Vascular malformation may produce a lobulated branching opacity that resembles the appearance of a bronchocoele. Here, spiral CT with intravenous contrast would show enhancement of the vascular structures.

The diagnosis of congenital bronchial atresia should be considered in the presence of a combined appearance of a segmental bronchial mucocoele and regional hyperinflation of the lung, especially if the findings are seen in the left upper lobe in the setting of an asymptomatic young patient with no preceding history of infection or malignancy to suggest an alternative cause for the mucoid impaction.

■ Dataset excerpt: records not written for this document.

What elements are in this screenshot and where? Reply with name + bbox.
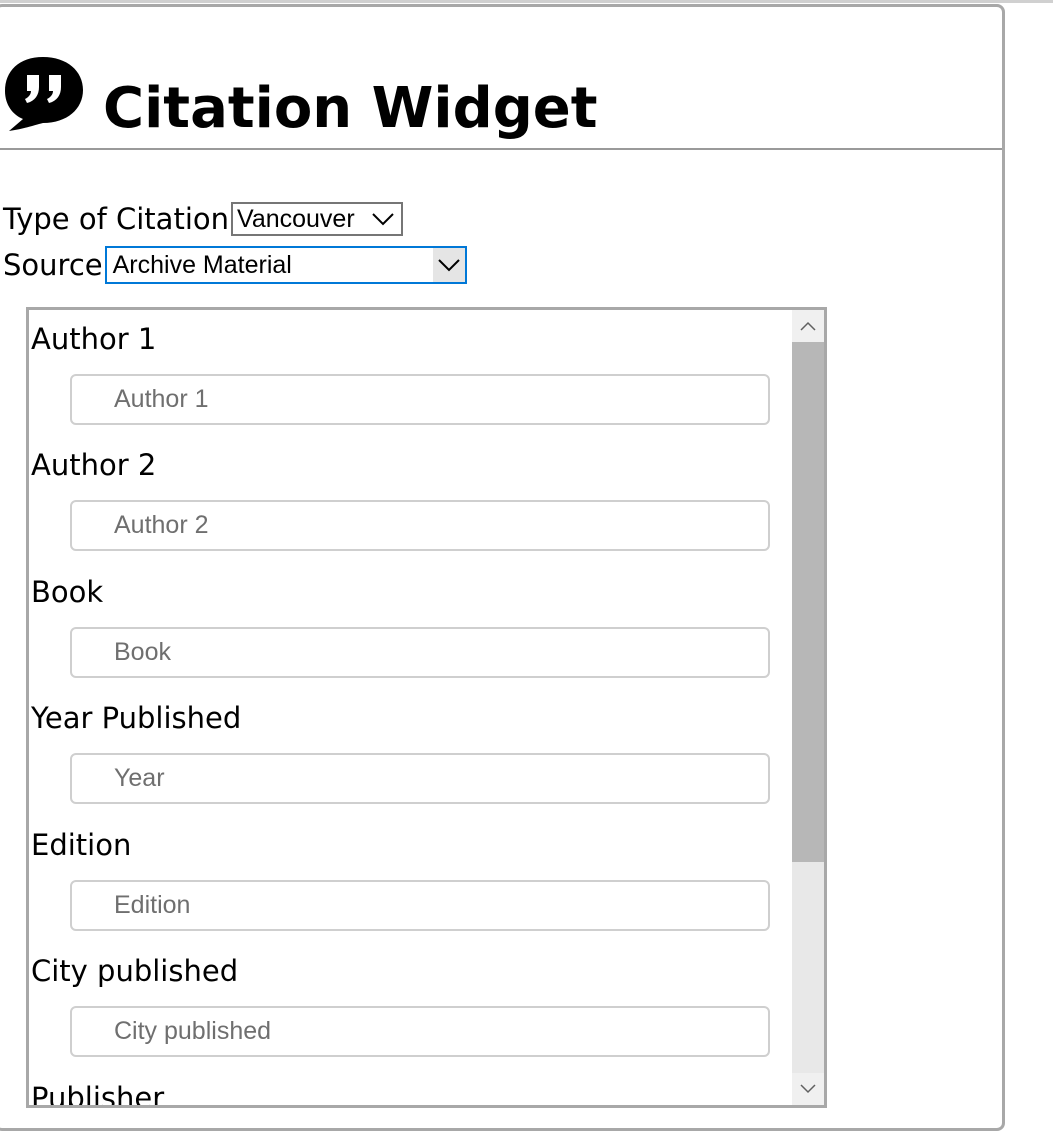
source-value: Archive Material — [112, 251, 292, 279]
field-label-author-1: Author 1 — [31, 322, 157, 356]
field-label-year-published: Year Published — [31, 701, 242, 735]
scroll-down-button[interactable] — [792, 1073, 824, 1105]
citation-type-value: Vancouver — [237, 205, 355, 233]
scrollbar-thumb[interactable] — [792, 342, 824, 862]
book-input[interactable] — [70, 627, 770, 678]
city-published-input[interactable] — [70, 1006, 770, 1057]
year-input[interactable] — [70, 753, 770, 804]
chevron-up-icon — [800, 321, 816, 331]
citation-type-label: Type of Citation — [3, 202, 229, 236]
page-title: Citation Widget — [103, 76, 598, 141]
citation-type-row: Type of Citation Vancouver — [3, 201, 403, 237]
author-2-input[interactable] — [70, 500, 770, 551]
field-label-book: Book — [31, 575, 104, 609]
scroll-up-button[interactable] — [792, 310, 824, 342]
field-label-author-2: Author 2 — [31, 448, 157, 482]
field-label-edition: Edition — [31, 828, 132, 862]
field-label-city-published: City published — [31, 954, 239, 988]
chevron-down-icon — [372, 213, 394, 226]
fields-scroll-container[interactable]: Author 1 Author 2 Book Year Published Ed… — [26, 307, 827, 1108]
author-1-input[interactable] — [70, 374, 770, 425]
source-dropdown-button[interactable] — [432, 248, 465, 282]
source-select[interactable]: Archive Material — [104, 246, 467, 284]
source-label: Source — [3, 248, 103, 282]
field-label-publisher: Publisher — [31, 1081, 165, 1108]
speech-bubble-quote-icon — [5, 57, 83, 131]
vertical-scrollbar[interactable] — [792, 310, 824, 1105]
source-row: Source Archive Material — [3, 246, 467, 284]
widget-header: Citation Widget — [0, 7, 1002, 150]
chevron-down-icon — [437, 259, 460, 272]
edition-input[interactable] — [70, 880, 770, 931]
chevron-down-icon — [800, 1084, 816, 1094]
top-edge-line — [0, 0, 1053, 3]
citation-type-select[interactable]: Vancouver — [231, 202, 403, 236]
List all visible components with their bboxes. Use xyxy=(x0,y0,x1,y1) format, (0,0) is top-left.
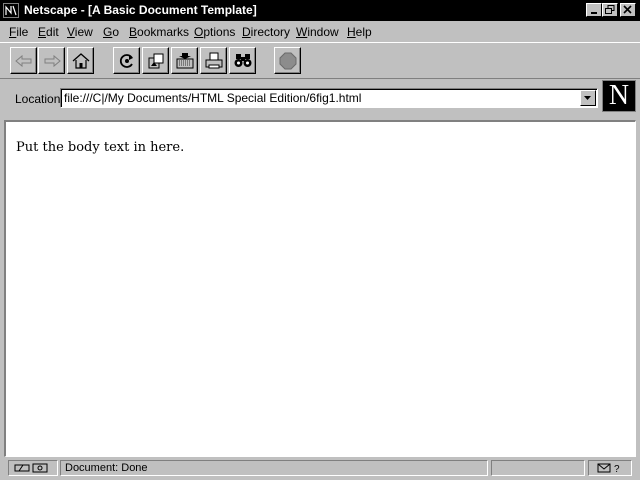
svg-text:?: ? xyxy=(614,464,620,474)
window-title: Netscape - [A Basic Document Template] xyxy=(24,3,257,17)
reload-button[interactable] xyxy=(113,47,140,74)
location-dropdown-button[interactable] xyxy=(580,90,596,106)
back-icon xyxy=(15,54,32,68)
open-button[interactable] xyxy=(171,47,198,74)
open-icon xyxy=(176,53,194,69)
home-button[interactable] xyxy=(67,47,94,74)
menu-view[interactable]: View xyxy=(67,25,93,39)
progress-panel xyxy=(491,460,585,476)
close-button[interactable] xyxy=(620,3,636,17)
mail-icon: ? xyxy=(597,463,620,474)
location-url[interactable]: file:///C|/My Documents/HTML Special Edi… xyxy=(64,91,361,105)
menu-go[interactable]: Go xyxy=(103,25,119,39)
location-input[interactable]: file:///C|/My Documents/HTML Special Edi… xyxy=(60,88,598,108)
menu-directory[interactable]: Directory xyxy=(242,25,290,39)
menu-help[interactable]: Help xyxy=(347,25,372,39)
chevron-down-icon xyxy=(584,96,591,100)
menu-bookmarks[interactable]: Bookmarks xyxy=(129,25,189,39)
reload-icon xyxy=(119,54,133,68)
status-bar: Document: Done ? xyxy=(0,458,640,480)
status-message-panel: Document: Done xyxy=(60,460,488,476)
location-bar: Location: file:///C|/My Documents/HTML S… xyxy=(0,80,640,118)
menu-edit[interactable]: Edit xyxy=(38,25,59,39)
stop-icon xyxy=(279,52,297,70)
logo-letter: N xyxy=(608,80,630,111)
print-icon xyxy=(205,52,223,69)
status-text: Document: Done xyxy=(65,462,148,474)
menu-file[interactable]: File xyxy=(9,25,28,39)
title-bar[interactable]: Netscape - [A Basic Document Template] xyxy=(0,0,640,21)
images-button[interactable] xyxy=(142,47,169,74)
document-content[interactable]: Put the body text in here. xyxy=(4,120,636,457)
back-button[interactable] xyxy=(10,47,37,74)
toolbar xyxy=(0,42,640,79)
find-icon xyxy=(234,54,252,67)
netscape-app-icon[interactable] xyxy=(3,3,19,18)
forward-icon xyxy=(44,54,61,68)
netscape-logo[interactable]: N xyxy=(602,80,636,112)
find-button[interactable] xyxy=(229,47,256,74)
stop-button[interactable] xyxy=(274,47,301,74)
menu-window[interactable]: Window xyxy=(296,25,339,39)
security-indicator[interactable] xyxy=(8,460,58,476)
menu-options[interactable]: Options xyxy=(194,25,235,39)
print-button[interactable] xyxy=(200,47,227,74)
restore-button[interactable] xyxy=(602,3,618,17)
home-icon xyxy=(72,53,90,69)
broken-key-icon xyxy=(14,463,48,473)
minimize-button[interactable] xyxy=(586,3,602,17)
forward-button[interactable] xyxy=(38,47,65,74)
location-label: Location: xyxy=(15,92,64,106)
body-text: Put the body text in here. xyxy=(16,140,185,155)
menu-bar: File Edit View Go Bookmarks Options Dire… xyxy=(0,21,640,42)
images-icon xyxy=(148,53,164,69)
mail-indicator[interactable]: ? xyxy=(588,460,632,476)
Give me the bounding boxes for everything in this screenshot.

Bronchoscopy and CT can be performed to exclude the presence of an acquired cause of mucoid impaction or a vascular malformation. The definitive diagnosis is by open lung biopsy.Recognition of this rare condition on imaging is important in facilitating appropriate management of patients

Symptoms such as fever, cough, or shortness of breath may occur due to recurrent pulmonary infection or overinflation of the involved lung parenchyma. The right lower and middle lobes are affected in only 8% of cases. The radiographic features may be highly suggestive of the diagnosis.. The recognition of this condition can prevent poor management decisions.9

References

1. Psathakis K, Lachanis S, Kotoulas C, et al. The prevalence of congenital bronchial atresia in males. Monaldi Arch Chest Dis 2004; 61:28-34.

2. Nordstrom CR, Kane GC, Wechsler RJ, Salazar AM, Cohn HE, Farber JL. Bronchial atresia with relapsing pulmonary infection in a middle aged man. Respir Care 2001; 46:601-3.

3. Kinsella D, Sissons G, Williams MP. The radiological imaging for bronchial atresia. Br J Radiol 1992; 65:681-5.

4. Remy J, Ribet M. Bronchial atresia: diagnostic criteria and embryologic considerations. Diag Interv Radiol 1989; 1:45-51.

5. Ward S, Morcos SK.Congenital bronchial atresia-presentation of three cases and a pictorial review. Clin Radiol 1999 ;54:144-8.

6. Murat A, Ozdemir H, Yildirim H, Kursad Poyraz A. Artas H.Bronchial atresia of the right lower lobe. Acta Radiol 2005 ;46:480-3.

7. Vlastos F, Pretet S, Lacronique J. et al. Bronchoceles. Apropos of a case. Rev Mal Respir 1989;6:281-4.

8. Petrozzi C, Gilkeson C. McAdams H et al. Bronchial Atresia: Clinical Observations and Review of the Literature. Clin Pulmon Med 2001; 8:101-7,

9. Baseem D, Rogelio M, JuzarA.Lung mass in a smoker. Chest 2001;119: 947-49.